In: Chemistry
QUESTION 8
The next three questions are based on a synthesis performed by Doc Inmaking. He is doing a common organic chemistry test for C=C groups. He starts with 0.6734 g of hexene, C6H12, and reacts it with excess Br2. The Br2 adds to the C=C group to form the product C6H12Br2 according to this chemical equation.

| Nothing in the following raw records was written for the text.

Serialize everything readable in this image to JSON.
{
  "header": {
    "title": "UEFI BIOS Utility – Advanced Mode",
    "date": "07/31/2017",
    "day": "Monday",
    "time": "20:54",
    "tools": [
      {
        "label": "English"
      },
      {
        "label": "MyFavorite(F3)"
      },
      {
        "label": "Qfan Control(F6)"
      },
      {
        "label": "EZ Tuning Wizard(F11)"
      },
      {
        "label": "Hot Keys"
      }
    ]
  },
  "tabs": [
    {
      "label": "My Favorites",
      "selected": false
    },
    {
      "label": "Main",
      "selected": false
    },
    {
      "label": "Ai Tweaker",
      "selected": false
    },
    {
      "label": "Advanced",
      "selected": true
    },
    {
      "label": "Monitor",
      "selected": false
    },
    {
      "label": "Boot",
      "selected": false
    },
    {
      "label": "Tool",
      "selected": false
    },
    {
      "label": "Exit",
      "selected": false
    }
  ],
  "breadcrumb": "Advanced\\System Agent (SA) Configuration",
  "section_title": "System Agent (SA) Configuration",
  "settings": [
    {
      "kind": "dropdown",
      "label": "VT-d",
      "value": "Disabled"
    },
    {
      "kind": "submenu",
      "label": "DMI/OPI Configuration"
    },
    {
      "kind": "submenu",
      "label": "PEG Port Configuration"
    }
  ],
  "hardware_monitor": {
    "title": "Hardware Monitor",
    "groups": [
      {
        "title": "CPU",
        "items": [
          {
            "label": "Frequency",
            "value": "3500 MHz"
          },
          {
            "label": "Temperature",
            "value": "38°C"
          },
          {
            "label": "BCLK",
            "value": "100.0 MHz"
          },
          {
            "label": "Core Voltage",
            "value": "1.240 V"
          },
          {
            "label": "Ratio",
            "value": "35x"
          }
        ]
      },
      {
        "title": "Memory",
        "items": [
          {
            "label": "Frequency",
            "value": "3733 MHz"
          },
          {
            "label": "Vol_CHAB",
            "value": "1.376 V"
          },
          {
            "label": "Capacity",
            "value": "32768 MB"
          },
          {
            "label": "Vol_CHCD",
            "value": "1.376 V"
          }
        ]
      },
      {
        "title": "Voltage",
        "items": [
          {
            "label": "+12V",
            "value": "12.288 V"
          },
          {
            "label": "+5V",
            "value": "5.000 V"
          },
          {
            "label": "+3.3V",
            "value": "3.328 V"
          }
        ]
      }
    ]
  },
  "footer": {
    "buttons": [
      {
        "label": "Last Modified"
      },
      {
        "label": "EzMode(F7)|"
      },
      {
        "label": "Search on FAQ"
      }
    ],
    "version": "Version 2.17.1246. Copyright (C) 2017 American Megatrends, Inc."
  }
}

C6H12(l) + Br2(l) → C6H12Br2(l)
Predict Doc's theoretical yield of C6H12Br2 product. (Answer with four significant digits, units of g)
1 points
QUESTION 9
Doc collects 1.357 g of his C6H12Br2 product. What is his percent yield? (Answer with four significant digits, and units of %)
1 points
QUESTION 10
Based on the answers to the previous two questions, what is Doc's percent error for his synthesis experiment? (Answer to four significant digits, and units of %)
1 points
QUESTION 11
The next three questions are based on the combustion of propane gas (C3H8) with oxygen to produce carbon dioxide and water vapor.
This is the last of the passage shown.